In 1980, Peter Conrad and Joseph W. Schneider published Deviance and Medicalization: From Badness to Sickness. In the book, they argued that many social issues – including mental illness, homosexuality, abortion, and addiction – transform gradually from moral failings, to illegal acts, to diseases. In other words, the models used to address these social issues go from religion to law to medicine. While this transition appears to move people from pariahs to criminals to sufferers of illness, it also gradually disempowers them, obscuring acts of free will and making them dependent on the authority of doctors. Although this book is over thirty years old, many people are still very much mired at the intersection of these three modalities, as reflected in the comments sections of all three texts. It is disconcerting to read people still advocating for the disease theory of addiction when history has already demonstrated the pitfalls of such a theory. Of course, that discomfort pales in the face of arguments that addiction is a crime that must be stamped out by harsh punishment and zero tolerance. Have we already forgotten the Reagan era? Do we not see the failure of Thailand’s move to execute all drug dealers and users in the early 2000s? According to one report, there are 33 countries that make drug use a capital offense and I will wager that most of those countries still have people using and selling drugs.

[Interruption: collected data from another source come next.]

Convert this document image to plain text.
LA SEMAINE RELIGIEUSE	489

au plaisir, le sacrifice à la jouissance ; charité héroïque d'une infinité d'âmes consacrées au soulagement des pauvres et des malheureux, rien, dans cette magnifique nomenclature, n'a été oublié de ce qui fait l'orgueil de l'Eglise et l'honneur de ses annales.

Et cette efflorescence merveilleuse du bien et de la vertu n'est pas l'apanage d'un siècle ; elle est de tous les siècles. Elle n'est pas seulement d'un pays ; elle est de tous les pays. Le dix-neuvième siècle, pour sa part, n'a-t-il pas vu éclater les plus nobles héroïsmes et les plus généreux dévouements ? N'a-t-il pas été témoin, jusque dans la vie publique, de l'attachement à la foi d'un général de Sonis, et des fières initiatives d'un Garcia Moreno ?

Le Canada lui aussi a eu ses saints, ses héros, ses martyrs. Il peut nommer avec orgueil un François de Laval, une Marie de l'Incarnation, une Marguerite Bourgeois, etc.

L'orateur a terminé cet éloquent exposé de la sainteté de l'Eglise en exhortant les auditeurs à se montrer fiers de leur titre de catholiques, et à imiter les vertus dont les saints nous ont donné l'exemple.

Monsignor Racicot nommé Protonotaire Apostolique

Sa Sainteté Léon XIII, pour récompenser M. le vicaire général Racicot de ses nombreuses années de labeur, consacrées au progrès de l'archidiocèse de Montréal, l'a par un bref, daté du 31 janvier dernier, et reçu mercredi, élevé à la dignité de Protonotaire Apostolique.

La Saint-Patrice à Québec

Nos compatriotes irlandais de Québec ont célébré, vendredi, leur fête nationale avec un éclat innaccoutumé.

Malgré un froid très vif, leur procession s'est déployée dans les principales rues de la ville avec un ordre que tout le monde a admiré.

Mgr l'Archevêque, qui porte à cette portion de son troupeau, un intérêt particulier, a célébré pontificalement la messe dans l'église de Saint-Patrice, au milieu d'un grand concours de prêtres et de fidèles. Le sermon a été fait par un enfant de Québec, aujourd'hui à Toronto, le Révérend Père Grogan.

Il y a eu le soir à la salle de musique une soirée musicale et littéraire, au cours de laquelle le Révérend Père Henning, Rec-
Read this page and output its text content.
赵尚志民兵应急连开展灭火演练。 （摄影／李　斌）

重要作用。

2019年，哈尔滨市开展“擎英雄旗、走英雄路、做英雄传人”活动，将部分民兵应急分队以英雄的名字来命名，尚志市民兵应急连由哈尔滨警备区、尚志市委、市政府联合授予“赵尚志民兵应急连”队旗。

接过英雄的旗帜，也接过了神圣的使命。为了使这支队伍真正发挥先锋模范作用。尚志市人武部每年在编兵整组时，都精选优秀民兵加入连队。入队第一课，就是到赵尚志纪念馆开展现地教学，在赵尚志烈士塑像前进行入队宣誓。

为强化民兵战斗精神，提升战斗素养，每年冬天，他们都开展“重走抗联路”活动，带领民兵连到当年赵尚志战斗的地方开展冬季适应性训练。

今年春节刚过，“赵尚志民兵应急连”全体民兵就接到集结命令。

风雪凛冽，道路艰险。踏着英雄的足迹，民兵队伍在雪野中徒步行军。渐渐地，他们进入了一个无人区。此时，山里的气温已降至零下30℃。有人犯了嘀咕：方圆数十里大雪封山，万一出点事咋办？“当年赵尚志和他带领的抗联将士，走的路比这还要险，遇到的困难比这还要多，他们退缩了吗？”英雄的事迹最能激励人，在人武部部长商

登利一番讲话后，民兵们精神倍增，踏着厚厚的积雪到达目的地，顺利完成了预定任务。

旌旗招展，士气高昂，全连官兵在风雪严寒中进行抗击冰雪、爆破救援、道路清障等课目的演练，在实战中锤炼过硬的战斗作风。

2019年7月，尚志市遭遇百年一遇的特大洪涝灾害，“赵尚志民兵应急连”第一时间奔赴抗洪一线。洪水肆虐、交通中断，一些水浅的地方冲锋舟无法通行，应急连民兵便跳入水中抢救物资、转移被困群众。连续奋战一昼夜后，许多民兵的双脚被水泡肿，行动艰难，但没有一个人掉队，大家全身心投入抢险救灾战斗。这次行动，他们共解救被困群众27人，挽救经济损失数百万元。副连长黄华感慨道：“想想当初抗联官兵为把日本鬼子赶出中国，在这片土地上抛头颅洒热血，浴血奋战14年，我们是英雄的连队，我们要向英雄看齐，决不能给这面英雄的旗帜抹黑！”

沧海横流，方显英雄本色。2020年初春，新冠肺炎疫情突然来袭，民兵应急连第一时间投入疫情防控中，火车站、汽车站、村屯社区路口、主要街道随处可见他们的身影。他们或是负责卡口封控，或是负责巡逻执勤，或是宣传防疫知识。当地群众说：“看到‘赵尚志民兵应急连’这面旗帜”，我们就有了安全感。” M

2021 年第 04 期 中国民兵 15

Amid this well-trod debate, however, are moments of useful insight. It would be good for all of us to remember that addiction is not something simple that can be described with a simple helping verb like to be. Addiction is not a crime or a disease or a habit or anything else we want to say it is. Rather, addiction is like all sorts of things, including a crime, a disease, a habit — and all sorts of other things. While it is easy to dismiss the sort of people who find their way to the comments sections – and I leave this project with no desire to return to that cesspool – we would do well not to dismiss the fact that, for many people, the meaning of addiction is still very much up for grabs and that perhaps there is more to say about this most basic matter.

Comments for this post will not be screened. It seems only fair.